I fell asleep, and when I woke up I could hear a hushed voice through the partially open door.

"She hasn't asked about Cindy. . . No, I think she's in shock. . . No. . . No, not yet. . . Yes, she was. She was. . . "

My mother was on the phone. Her voice went quieter, and I could no longer make out the words. I got out of bed and wobbled across the floor, still dizzy and feeling sick to my stomach. My head throbbed with each step I took, and it seemed as if I walked miles before I reached the door. I opened it a little wider and slipped through, following my mother's voice to the kitchen. I stood in the doorway and listened.

"No, there's no sign of. . . no sign of rape or abuse. . . They found footprints that led to tire tracks. . . Only one set. They think he. . . ." Her voice cracked as she struggled to regain her composure. She glanced over to the doorway and gasped when she saw me standing there.

"I'll call you back," she said quickly into the phone and replaced it on the cradle. She hastily wiped away her tears and came toward me.

"Allison, honey, you need to get back in bed. You've been hurt. The doctor said you have to stay down for at least another day or two."

"Where's Cindy?"

She didn't answer. I asked again.

"Honey, we don't know," she said, her chest heaving as she spoke. My mother rarely cried, except at church services when the spirit moved her, and my heart clutched as I watched her agony. Her face was lined, her eyes deep and mournful, her dark brown hair spotted with gray. My mother looked old to me for the first time—old and very tired.
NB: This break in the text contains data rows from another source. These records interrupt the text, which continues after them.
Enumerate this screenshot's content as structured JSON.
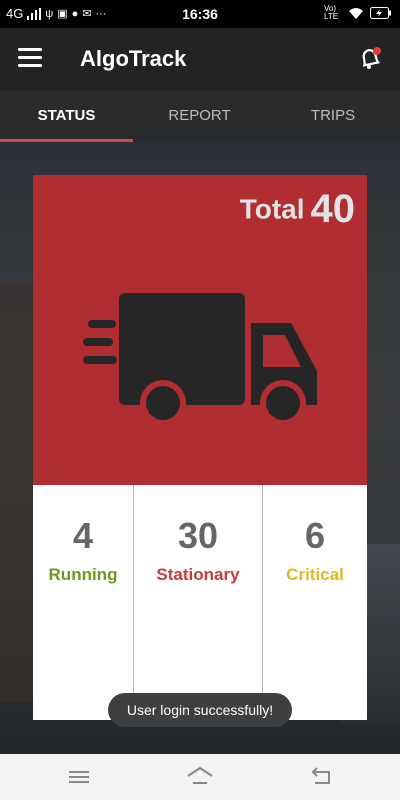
{
  "status_bar": {
    "network": "4G",
    "time": "16:36",
    "lte_label": "Vo) LTE",
    "icons": [
      "signal-icon",
      "usb-icon",
      "notification-icon",
      "alert-icon",
      "mail-icon",
      "more-icon",
      "wifi-icon",
      "battery-icon"
    ]
  },
  "app": {
    "title": "AlgoTrack",
    "menu_icon": "hamburger-icon",
    "bell_icon": "bell-icon",
    "accent": "#b02e31"
  },
  "tabs": [
    {
      "label": "STATUS",
      "active": true
    },
    {
      "label": "REPORT",
      "active": false
    },
    {
      "label": "TRIPS",
      "active": false
    }
  ],
  "summary": {
    "total_label": "Total",
    "total_value": "40",
    "stats": [
      {
        "value": "4",
        "label": "Running",
        "color": "#6b9a1a"
      },
      {
        "value": "30",
        "label": "Stationary",
        "color": "#c93a3e"
      },
      {
        "value": "6",
        "label": "Critical",
        "color": "#e6b622"
      }
    ]
  },
  "toast": "User login successfully!",
  "nav": [
    "menu-icon",
    "home-icon",
    "back-icon"
  ]
}
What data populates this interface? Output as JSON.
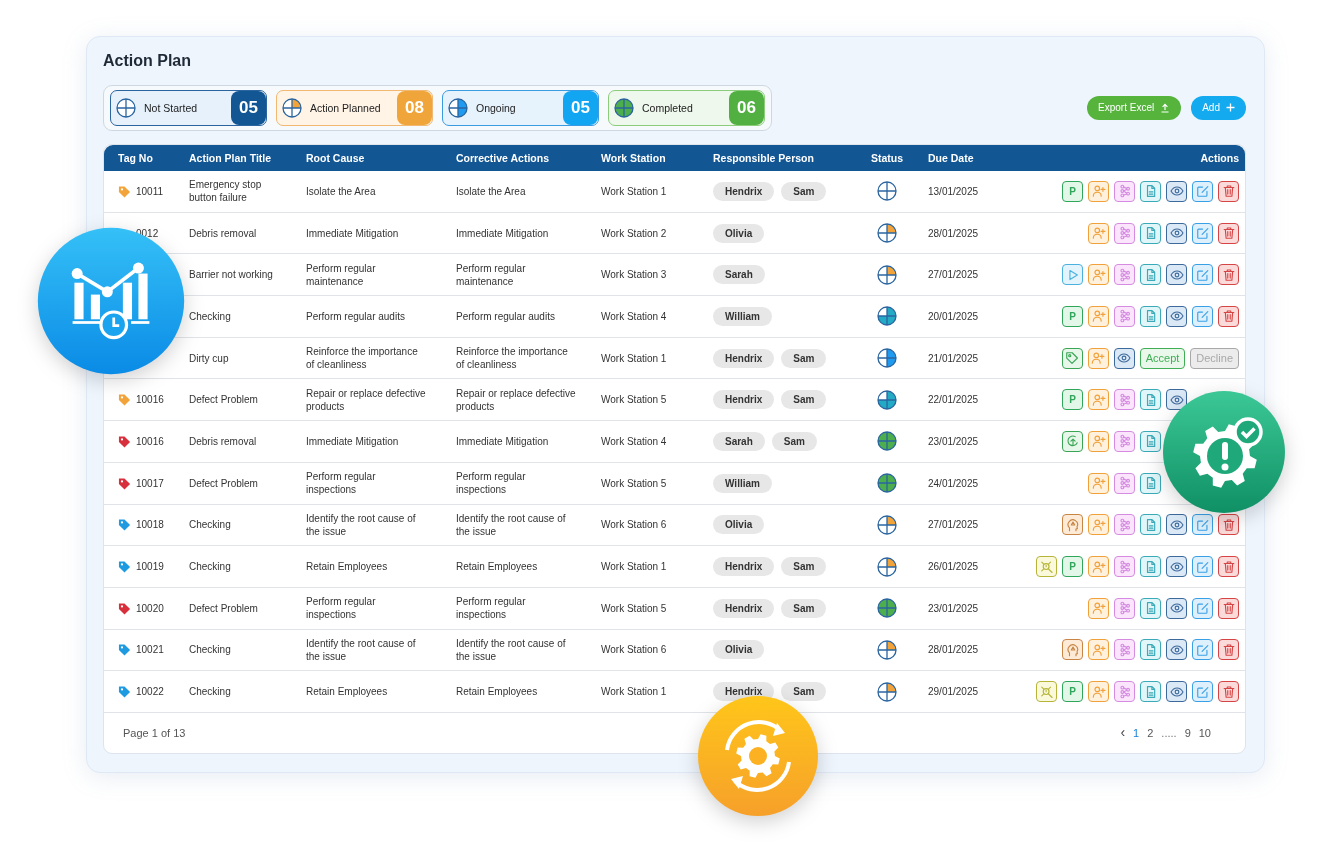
{
  "page": {
    "title": "Action Plan"
  },
  "status_filters": [
    {
      "kind": "not_started",
      "label": "Not Started",
      "count": "05"
    },
    {
      "kind": "action_planned",
      "label": "Action Planned",
      "count": "08"
    },
    {
      "kind": "ongoing",
      "label": "Ongoing",
      "count": "05"
    },
    {
      "kind": "completed",
      "label": "Completed",
      "count": "06"
    }
  ],
  "buttons": [
    {
      "kind": "export",
      "label": "Export Excel"
    },
    {
      "kind": "add",
      "label": "Add"
    }
  ],
  "table": {
    "columns": [
      "Tag No",
      "Action Plan Title",
      "Root Cause",
      "Corrective Actions",
      "Work Station",
      "Responsible Person",
      "Status",
      "Due Date",
      "Actions"
    ],
    "rows": [
      {
        "tag": {
          "number": "10011",
          "color": "#f2a33a"
        },
        "title": "Emergency stop button failure",
        "root_cause": "Isolate the Area",
        "corrective_action": "Isolate the Area",
        "work_station": "Work Station 1",
        "people": [
          "Hendrix",
          "Sam"
        ],
        "status": {
          "kind": "not_started"
        },
        "due_date": "13/01/2025",
        "actions": [
          {
            "kind": "p",
            "label": "P"
          },
          {
            "kind": "assign"
          },
          {
            "kind": "share"
          },
          {
            "kind": "pdf"
          },
          {
            "kind": "view"
          },
          {
            "kind": "edit"
          },
          {
            "kind": "delete"
          }
        ]
      },
      {
        "tag": {
          "number": "0012"
        },
        "title": "Debris removal",
        "root_cause": "Immediate Mitigation",
        "corrective_action": "Immediate Mitigation",
        "work_station": "Work Station 2",
        "people": [
          "Olivia"
        ],
        "status": {
          "kind": "action_planned"
        },
        "due_date": "28/01/2025",
        "actions": [
          {
            "kind": "assign"
          },
          {
            "kind": "share"
          },
          {
            "kind": "pdf"
          },
          {
            "kind": "view"
          },
          {
            "kind": "edit"
          },
          {
            "kind": "delete"
          }
        ]
      },
      {
        "title": "Barrier not working",
        "root_cause": "Perform regular maintenance",
        "corrective_action": "Perform regular maintenance",
        "work_station": "Work Station 3",
        "people": [
          "Sarah"
        ],
        "status": {
          "kind": "action_planned"
        },
        "due_date": "27/01/2025",
        "actions": [
          {
            "kind": "play"
          },
          {
            "kind": "assign"
          },
          {
            "kind": "share"
          },
          {
            "kind": "pdf"
          },
          {
            "kind": "view"
          },
          {
            "kind": "edit"
          },
          {
            "kind": "delete"
          }
        ]
      },
      {
        "title": "Checking",
        "root_cause": "Perform regular audits",
        "corrective_action": "Perform regular audits",
        "work_station": "Work Station 4",
        "people": [
          "William"
        ],
        "status": {
          "kind": "three_quarters"
        },
        "due_date": "20/01/2025",
        "actions": [
          {
            "kind": "p",
            "label": "P"
          },
          {
            "kind": "assign"
          },
          {
            "kind": "share"
          },
          {
            "kind": "pdf"
          },
          {
            "kind": "view"
          },
          {
            "kind": "edit"
          },
          {
            "kind": "delete"
          }
        ]
      },
      {
        "title": "Dirty cup",
        "root_cause": "Reinforce the importance of cleanliness",
        "corrective_action": "Reinforce the importance of cleanliness",
        "work_station": "Work Station 1",
        "people": [
          "Hendrix",
          "Sam"
        ],
        "status": {
          "kind": "ongoing"
        },
        "due_date": "21/01/2025",
        "actions": [
          {
            "kind": "tag"
          },
          {
            "kind": "assign"
          },
          {
            "kind": "view"
          },
          {
            "kind": "accept",
            "label": "Accept"
          },
          {
            "kind": "decline",
            "label": "Decline"
          }
        ]
      },
      {
        "tag": {
          "number": "10016",
          "color": "#f2a33a"
        },
        "title": "Defect Problem",
        "root_cause": "Repair or replace defective products",
        "corrective_action": "Repair or replace defective products",
        "work_station": "Work Station 5",
        "people": [
          "Hendrix",
          "Sam"
        ],
        "status": {
          "kind": "three_quarters"
        },
        "due_date": "22/01/2025",
        "actions": [
          {
            "kind": "p",
            "label": "P"
          },
          {
            "kind": "assign"
          },
          {
            "kind": "share"
          },
          {
            "kind": "pdf"
          },
          {
            "kind": "view"
          }
        ]
      },
      {
        "tag": {
          "number": "10016",
          "color": "#d7303c"
        },
        "title": "Debris removal",
        "root_cause": "Immediate Mitigation",
        "corrective_action": "Immediate Mitigation",
        "work_station": "Work Station 4",
        "people": [
          "Sarah",
          "Sam"
        ],
        "status": {
          "kind": "completed"
        },
        "due_date": "23/01/2025",
        "actions": [
          {
            "kind": "progress"
          },
          {
            "kind": "assign"
          },
          {
            "kind": "share"
          },
          {
            "kind": "pdf"
          }
        ]
      },
      {
        "tag": {
          "number": "10017",
          "color": "#d7303c"
        },
        "title": "Defect Problem",
        "root_cause": "Perform regular inspections",
        "corrective_action": "Perform regular inspections",
        "work_station": "Work Station 5",
        "people": [
          "William"
        ],
        "status": {
          "kind": "completed"
        },
        "due_date": "24/01/2025",
        "actions": [
          {
            "kind": "assign"
          },
          {
            "kind": "share"
          },
          {
            "kind": "pdf"
          }
        ]
      },
      {
        "tag": {
          "number": "10018",
          "color": "#1e9be0"
        },
        "title": "Checking",
        "root_cause": "Identify the root cause of the issue",
        "corrective_action": "Identify the root cause of the issue",
        "work_station": "Work Station 6",
        "people": [
          "Olivia"
        ],
        "status": {
          "kind": "action_planned"
        },
        "due_date": "27/01/2025",
        "actions": [
          {
            "kind": "head"
          },
          {
            "kind": "assign"
          },
          {
            "kind": "share"
          },
          {
            "kind": "pdf"
          },
          {
            "kind": "view"
          },
          {
            "kind": "edit"
          },
          {
            "kind": "delete"
          }
        ]
      },
      {
        "tag": {
          "number": "10019",
          "color": "#1e9be0"
        },
        "title": "Checking",
        "root_cause": "Retain Employees",
        "corrective_action": "Retain Employees",
        "work_station": "Work Station 1",
        "people": [
          "Hendrix",
          "Sam"
        ],
        "status": {
          "kind": "action_planned"
        },
        "due_date": "26/01/2025",
        "actions": [
          {
            "kind": "analysis"
          },
          {
            "kind": "p",
            "label": "P"
          },
          {
            "kind": "assign"
          },
          {
            "kind": "share"
          },
          {
            "kind": "pdf"
          },
          {
            "kind": "view"
          },
          {
            "kind": "edit"
          },
          {
            "kind": "delete"
          }
        ]
      },
      {
        "tag": {
          "number": "10020",
          "color": "#d7303c"
        },
        "title": "Defect Problem",
        "root_cause": "Perform regular inspections",
        "corrective_action": "Perform regular inspections",
        "work_station": "Work Station 5",
        "people": [
          "Hendrix",
          "Sam"
        ],
        "status": {
          "kind": "completed"
        },
        "due_date": "23/01/2025",
        "actions": [
          {
            "kind": "assign"
          },
          {
            "kind": "share"
          },
          {
            "kind": "pdf"
          },
          {
            "kind": "view"
          },
          {
            "kind": "edit"
          },
          {
            "kind": "delete"
          }
        ]
      },
      {
        "tag": {
          "number": "10021",
          "color": "#1e9be0"
        },
        "title": "Checking",
        "root_cause": "Identify the root cause of the issue",
        "corrective_action": "Identify the root cause of the issue",
        "work_station": "Work Station 6",
        "people": [
          "Olivia"
        ],
        "status": {
          "kind": "action_planned"
        },
        "due_date": "28/01/2025",
        "actions": [
          {
            "kind": "head"
          },
          {
            "kind": "assign"
          },
          {
            "kind": "share"
          },
          {
            "kind": "pdf"
          },
          {
            "kind": "view"
          },
          {
            "kind": "edit"
          },
          {
            "kind": "delete"
          }
        ]
      },
      {
        "tag": {
          "number": "10022",
          "color": "#1e9be0"
        },
        "title": "Checking",
        "root_cause": "Retain Employees",
        "corrective_action": "Retain Employees",
        "work_station": "Work Station 1",
        "people": [
          "Hendrix",
          "Sam"
        ],
        "status": {
          "kind": "action_planned"
        },
        "due_date": "29/01/2025",
        "actions": [
          {
            "kind": "analysis"
          },
          {
            "kind": "p",
            "label": "P"
          },
          {
            "kind": "assign"
          },
          {
            "kind": "share"
          },
          {
            "kind": "pdf"
          },
          {
            "kind": "view"
          },
          {
            "kind": "edit"
          },
          {
            "kind": "delete"
          }
        ]
      }
    ]
  },
  "pagination": {
    "summary": "Page 1 of 13",
    "pages": [
      {
        "kind": "prev",
        "label": "‹"
      },
      {
        "kind": "page",
        "label": "1",
        "selected": true
      },
      {
        "kind": "page",
        "label": "2",
        "selected": false
      },
      {
        "kind": "gap",
        "label": "....."
      },
      {
        "kind": "page",
        "label": "9",
        "selected": false
      },
      {
        "kind": "page",
        "label": "10",
        "selected": false
      }
    ]
  },
  "badges": [
    {
      "kind": "chart"
    },
    {
      "kind": "gear_alert"
    },
    {
      "kind": "gear_refresh"
    }
  ]
}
The mother who had worn lipstick every day—"Always wear lipstick for your husband, Alli, even if you don't have time to do anything else"—was gone.
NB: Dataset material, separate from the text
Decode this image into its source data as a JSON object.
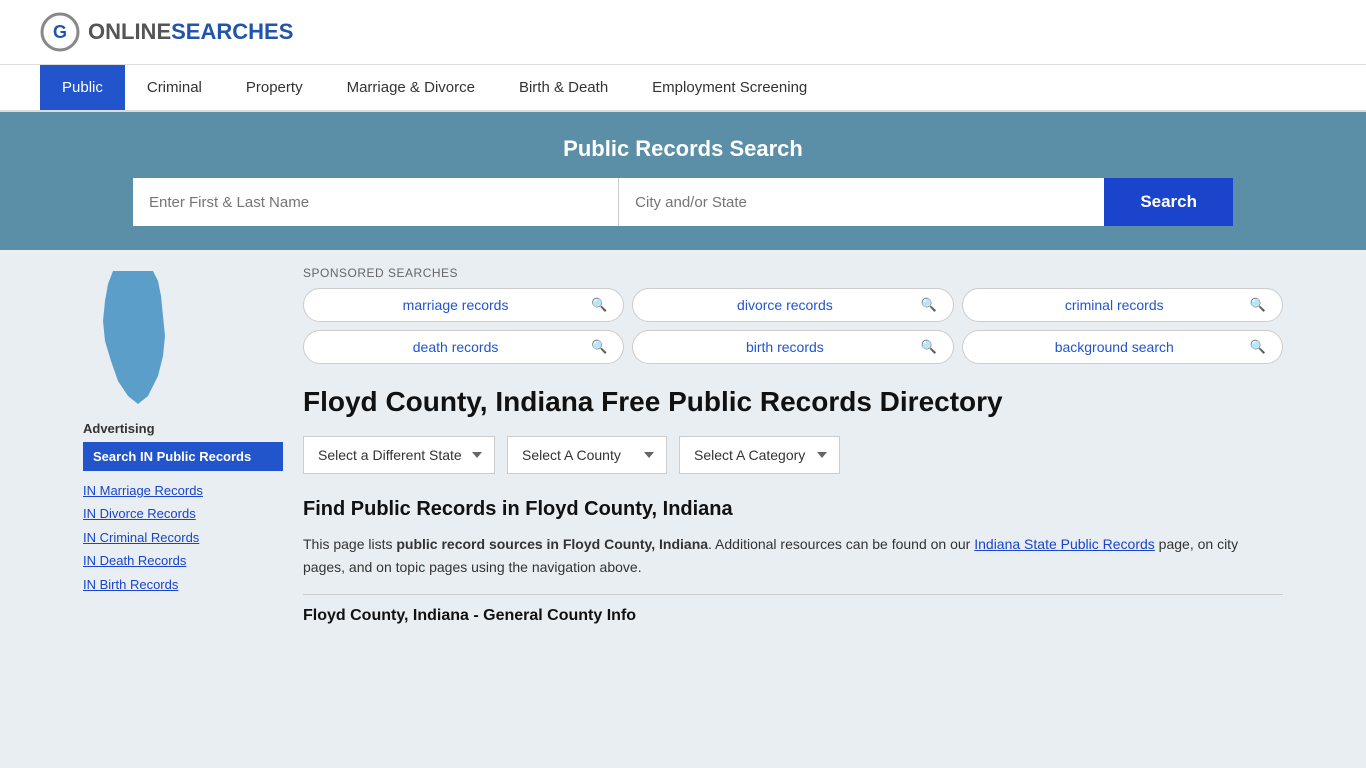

I remembered the boxes of Clairol hair dye on the kitchen counter next to the sink, my mother with her head under the tap, an old towel wrapped around her shoulders as she rinsed. I'd stood next to her with the ingredients, magical, mystical woman things that enhanced our "beauty" and made us "alluring," at least according to the box. I'd handed each thing to her as she asked for it, including the actual dye packet—in a color called Chestnut.
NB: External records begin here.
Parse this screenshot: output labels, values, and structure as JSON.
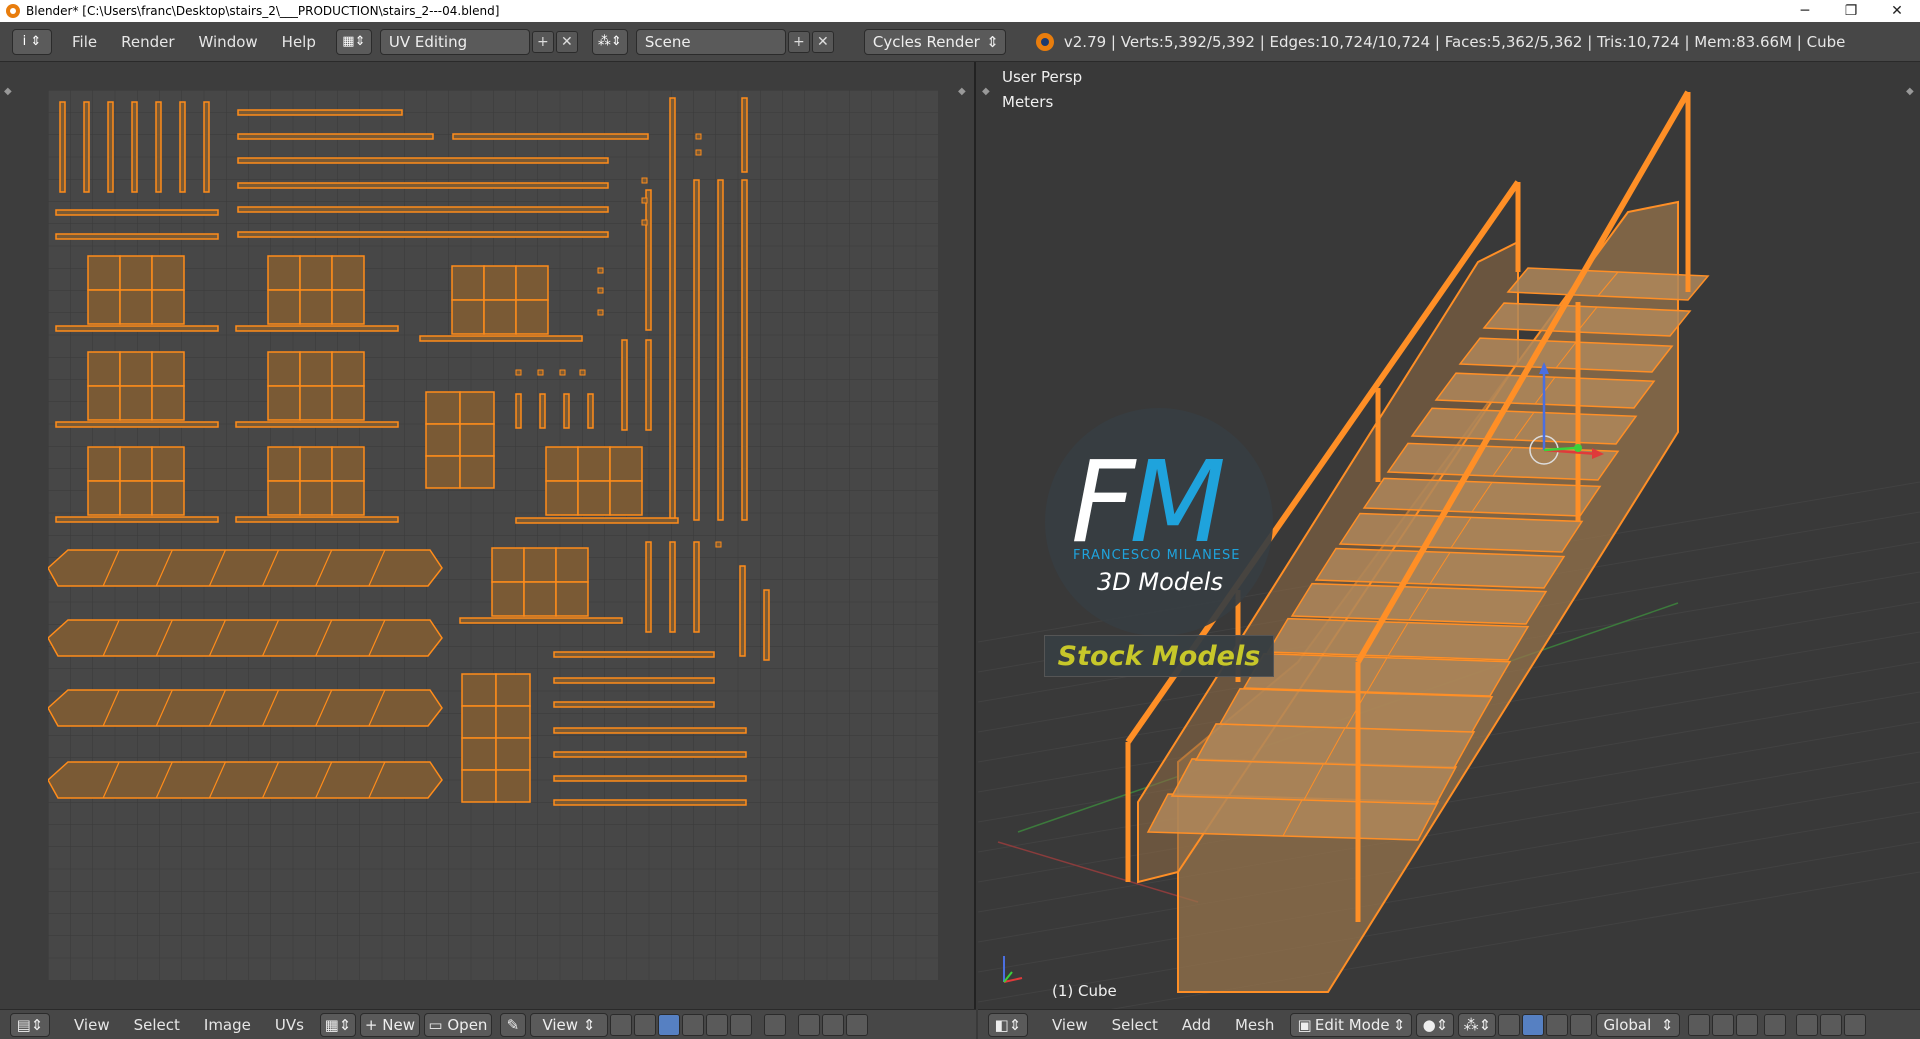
{
  "window": {
    "title": "Blender* [C:\\Users\\franc\\Desktop\\stairs_2\\___PRODUCTION\\stairs_2---04.blend]",
    "minimize": "─",
    "maximize": "❐",
    "close": "✕"
  },
  "topbar": {
    "editor_icon": "i",
    "menus": [
      "File",
      "Render",
      "Window",
      "Help"
    ],
    "screen_layout": "UV Editing",
    "scene": "Scene",
    "render_engine": "Cycles Render",
    "stats": "v2.79 | Verts:5,392/5,392 | Edges:10,724/10,724 | Faces:5,362/5,362 | Tris:10,724 | Mem:83.66M | Cube"
  },
  "viewport": {
    "view_name": "User Persp",
    "units": "Meters",
    "object_label": "(1) Cube"
  },
  "watermark": {
    "letter_f": "F",
    "letter_m": "M",
    "name": "FRANCESCO MILANESE",
    "subtitle": "3D Models",
    "badge": "Stock Models"
  },
  "uv_footer": {
    "menus": [
      "View",
      "Select",
      "Image",
      "UVs"
    ],
    "new_label": "New",
    "open_label": "Open",
    "view_label": "View"
  },
  "vp_footer": {
    "menus": [
      "View",
      "Select",
      "Add",
      "Mesh"
    ],
    "mode": "Edit Mode",
    "orientation": "Global"
  },
  "colors": {
    "uv_fill": "#7a5a35",
    "uv_edge": "#ff8c1a",
    "grid_bg": "#444444",
    "wire": "#ff8f26"
  }
}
Now I realized I couldn't remember the last time she had colored her hair, or worn lipstick—even for church.

She was so sad, so sad for Cindy. But Cindy had just disappeared. These changes in my mother had been happening for a long time. Was this my fault? Had I disappointed her? Was Cindy's disappearance going to be the worst of all the things I had done?

No one was glad that I was safe and had not been stolen away, but I understood that. I let them down. I didn't save Cindy.

Mother reached up as if to wipe the tears again, but they were no longer there. She had become my mother again, the tired mother, and it was her job to protect me. She put on her "mother" face, the one she always wore when dealing with us children and our problems. It was her job to wipe our runny noses, to clean up the vomit and diarrhea, to bathe us and feed us.

My father went to work and came home, a hot meal on his table each morning and night. His job was to lead our household, to give us Priesthood blessings, to see we didn't stray from the teachings of the church. Should we become errant, it was also his job to see we were disciplined and led back into the fold. This often meant whippings with his belt, or any other item that was handy.

But my mother—she did the real dirty work. The cleanup. Sometimes that meant explaining why bad things happened, and convincing us that it really did hurt my father more than it hurt us. And often, that meant hiding our little indiscretions from the head of the household. In our tight-knit Mormon community, where everyone knew each other and spent hours of each week in meetings together, this often backfired on her, but she continued to do it. It was her job.

She hustled me back to bed, pulled the covers up to my chin and stroked my cheek before she left the room. Today there was no explanation. That meant things were really bad.

I knew she couldn't protect me. If God couldn't save us, the most powerful being in the Universe, what could I expect my mother to do?